Ia mengungkapkan, Jembatan Babat memiliki panjang bentang yaitu 227 meter, dengan memiliki enam segmen yang dibuat sejak 1980-an. Untuk bentang yang mengalami patah atau roboh saat ini memiliki panjang, yaitu 55 meter. 

"Jembatan yang patah ini adalah jembatan yang digunakan untuk jalur dari Surabaya menuju ke Tuban dan merupakan jembatan lama," tambahnya.

Menteri Perhubungan Budi Karya Sumadi mengatakan akan segera mengidentifikasi ambruknya jembatan di Kabupaten Tuban, Jawa Timur. Identifikasi akan bekerja sama dengan Kementerian Pekerjaan Umum dan Perumahan Rakyat (PUPR) karena di kementerian tersebut terdapat komite keselamatan kontruksi.

"Kami akan membuat suatu rekayasa lalu lintas untuk memberikan alternatif jalan bagi aktivitas di sana," ujar Budi saat meninjau Bandara Kertajati.

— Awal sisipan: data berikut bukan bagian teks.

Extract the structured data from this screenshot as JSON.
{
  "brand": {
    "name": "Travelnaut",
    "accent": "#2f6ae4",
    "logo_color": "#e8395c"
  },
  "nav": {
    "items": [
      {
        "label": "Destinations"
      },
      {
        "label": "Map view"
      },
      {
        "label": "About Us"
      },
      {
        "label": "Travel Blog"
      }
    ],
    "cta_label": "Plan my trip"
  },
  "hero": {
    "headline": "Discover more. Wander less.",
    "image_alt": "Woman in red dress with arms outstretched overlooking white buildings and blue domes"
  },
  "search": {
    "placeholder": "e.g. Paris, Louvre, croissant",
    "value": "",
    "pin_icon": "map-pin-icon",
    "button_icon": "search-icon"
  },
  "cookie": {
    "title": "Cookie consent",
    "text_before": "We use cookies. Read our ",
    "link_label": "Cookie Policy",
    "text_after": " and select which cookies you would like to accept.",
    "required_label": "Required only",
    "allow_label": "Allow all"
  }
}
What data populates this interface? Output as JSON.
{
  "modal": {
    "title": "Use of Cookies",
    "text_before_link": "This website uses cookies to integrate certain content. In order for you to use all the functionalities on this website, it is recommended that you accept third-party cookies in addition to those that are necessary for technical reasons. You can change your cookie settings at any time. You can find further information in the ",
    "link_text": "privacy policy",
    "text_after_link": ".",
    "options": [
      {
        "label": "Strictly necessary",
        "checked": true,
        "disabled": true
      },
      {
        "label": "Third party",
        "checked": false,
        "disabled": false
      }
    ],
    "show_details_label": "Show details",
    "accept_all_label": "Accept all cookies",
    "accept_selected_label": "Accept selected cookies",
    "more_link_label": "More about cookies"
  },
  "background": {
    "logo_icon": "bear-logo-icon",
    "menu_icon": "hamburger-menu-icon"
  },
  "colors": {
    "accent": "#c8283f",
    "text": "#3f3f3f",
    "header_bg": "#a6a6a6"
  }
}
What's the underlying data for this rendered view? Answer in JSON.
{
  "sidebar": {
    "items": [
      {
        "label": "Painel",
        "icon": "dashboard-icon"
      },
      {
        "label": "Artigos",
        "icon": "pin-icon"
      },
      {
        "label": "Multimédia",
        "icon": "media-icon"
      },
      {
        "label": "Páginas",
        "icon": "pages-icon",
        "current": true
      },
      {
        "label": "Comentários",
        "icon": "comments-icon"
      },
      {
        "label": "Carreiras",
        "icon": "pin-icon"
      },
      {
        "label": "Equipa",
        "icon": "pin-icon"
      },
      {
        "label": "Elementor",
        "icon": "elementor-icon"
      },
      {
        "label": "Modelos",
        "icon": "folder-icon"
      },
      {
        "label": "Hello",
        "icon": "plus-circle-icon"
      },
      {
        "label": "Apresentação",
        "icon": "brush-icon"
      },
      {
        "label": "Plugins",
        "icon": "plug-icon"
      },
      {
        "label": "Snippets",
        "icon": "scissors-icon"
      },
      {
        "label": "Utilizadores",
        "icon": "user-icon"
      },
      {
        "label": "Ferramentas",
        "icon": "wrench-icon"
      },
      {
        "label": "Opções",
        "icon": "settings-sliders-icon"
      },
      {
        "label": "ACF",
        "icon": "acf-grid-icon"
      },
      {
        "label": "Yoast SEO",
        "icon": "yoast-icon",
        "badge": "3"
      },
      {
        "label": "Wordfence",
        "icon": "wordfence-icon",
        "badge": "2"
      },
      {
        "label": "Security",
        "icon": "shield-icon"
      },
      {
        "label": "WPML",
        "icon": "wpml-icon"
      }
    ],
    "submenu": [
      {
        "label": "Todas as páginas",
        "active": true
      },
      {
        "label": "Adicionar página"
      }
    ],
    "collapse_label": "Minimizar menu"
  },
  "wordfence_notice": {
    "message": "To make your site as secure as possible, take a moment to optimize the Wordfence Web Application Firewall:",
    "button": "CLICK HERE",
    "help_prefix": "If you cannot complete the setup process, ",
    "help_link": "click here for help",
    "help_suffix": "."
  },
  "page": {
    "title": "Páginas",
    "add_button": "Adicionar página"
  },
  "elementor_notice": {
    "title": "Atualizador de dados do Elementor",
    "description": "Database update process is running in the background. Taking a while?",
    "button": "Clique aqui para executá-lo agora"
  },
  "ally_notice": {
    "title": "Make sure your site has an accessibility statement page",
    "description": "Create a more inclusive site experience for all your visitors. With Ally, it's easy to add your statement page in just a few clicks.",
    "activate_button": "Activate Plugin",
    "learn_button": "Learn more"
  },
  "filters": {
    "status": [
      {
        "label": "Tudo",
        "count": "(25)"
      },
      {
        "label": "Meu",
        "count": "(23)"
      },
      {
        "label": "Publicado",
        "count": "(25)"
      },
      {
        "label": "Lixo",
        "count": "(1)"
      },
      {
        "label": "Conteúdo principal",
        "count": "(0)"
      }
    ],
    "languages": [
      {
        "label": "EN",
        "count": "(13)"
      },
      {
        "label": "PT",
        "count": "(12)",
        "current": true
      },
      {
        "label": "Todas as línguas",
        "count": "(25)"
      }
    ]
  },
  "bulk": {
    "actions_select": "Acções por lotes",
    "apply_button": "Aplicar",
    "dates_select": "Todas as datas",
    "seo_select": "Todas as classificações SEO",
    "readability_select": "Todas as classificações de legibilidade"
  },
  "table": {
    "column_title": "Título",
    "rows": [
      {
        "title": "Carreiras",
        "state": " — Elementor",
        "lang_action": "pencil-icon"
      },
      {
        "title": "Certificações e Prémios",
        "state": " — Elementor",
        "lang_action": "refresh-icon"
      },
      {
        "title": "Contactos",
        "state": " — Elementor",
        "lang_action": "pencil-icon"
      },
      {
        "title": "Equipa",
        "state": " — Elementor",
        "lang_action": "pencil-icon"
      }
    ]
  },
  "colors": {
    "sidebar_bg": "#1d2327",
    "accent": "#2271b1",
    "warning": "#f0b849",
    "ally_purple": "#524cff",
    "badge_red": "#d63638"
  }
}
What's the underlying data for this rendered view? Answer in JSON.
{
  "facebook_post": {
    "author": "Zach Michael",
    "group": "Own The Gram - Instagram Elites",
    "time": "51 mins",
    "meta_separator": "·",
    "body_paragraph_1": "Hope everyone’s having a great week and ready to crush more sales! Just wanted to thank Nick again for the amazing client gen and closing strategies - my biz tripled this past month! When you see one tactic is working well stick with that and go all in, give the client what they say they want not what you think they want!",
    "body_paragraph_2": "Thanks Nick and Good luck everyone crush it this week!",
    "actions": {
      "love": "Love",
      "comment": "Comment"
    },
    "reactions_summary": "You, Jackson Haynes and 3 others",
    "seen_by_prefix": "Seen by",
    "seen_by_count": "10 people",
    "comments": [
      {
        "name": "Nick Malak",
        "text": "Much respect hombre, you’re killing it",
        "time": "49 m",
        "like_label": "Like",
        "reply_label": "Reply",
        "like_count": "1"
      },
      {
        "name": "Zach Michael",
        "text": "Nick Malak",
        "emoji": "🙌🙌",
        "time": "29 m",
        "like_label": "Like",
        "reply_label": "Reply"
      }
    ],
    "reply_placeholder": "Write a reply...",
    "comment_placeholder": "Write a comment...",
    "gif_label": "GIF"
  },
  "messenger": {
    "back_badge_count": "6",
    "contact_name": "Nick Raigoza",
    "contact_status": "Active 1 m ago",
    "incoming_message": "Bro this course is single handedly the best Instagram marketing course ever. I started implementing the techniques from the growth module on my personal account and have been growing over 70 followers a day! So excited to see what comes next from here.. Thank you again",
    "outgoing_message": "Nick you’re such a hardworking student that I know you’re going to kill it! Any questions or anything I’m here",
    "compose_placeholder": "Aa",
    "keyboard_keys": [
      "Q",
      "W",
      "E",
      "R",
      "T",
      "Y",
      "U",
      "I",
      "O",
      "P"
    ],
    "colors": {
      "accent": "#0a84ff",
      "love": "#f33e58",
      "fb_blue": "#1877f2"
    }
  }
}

Direktur Pembangunan Jalan Bina Marga Kementerian PUPR Ghani Ghazali Akman mengatakan ambruknya jembatan ini dikarenakan kalender jembatan tersebut sebenarnya memang sudah lama. Jembatan ini merupakan duplikasi dari penyeberangan lama yang ditambah dengan jembatan rangka baru."Usia jembatan ini sudah 30 tahun usianya," ujar Ghani.

Kementerian PUPR melalui komite keselamatan kontruksi akan melihat secara detail apa yang terjadi dan yang harus segera diperbaiki. Jembatan yang berada di Tuban ini sebenarnya sudah diprogramkan untuk diganti.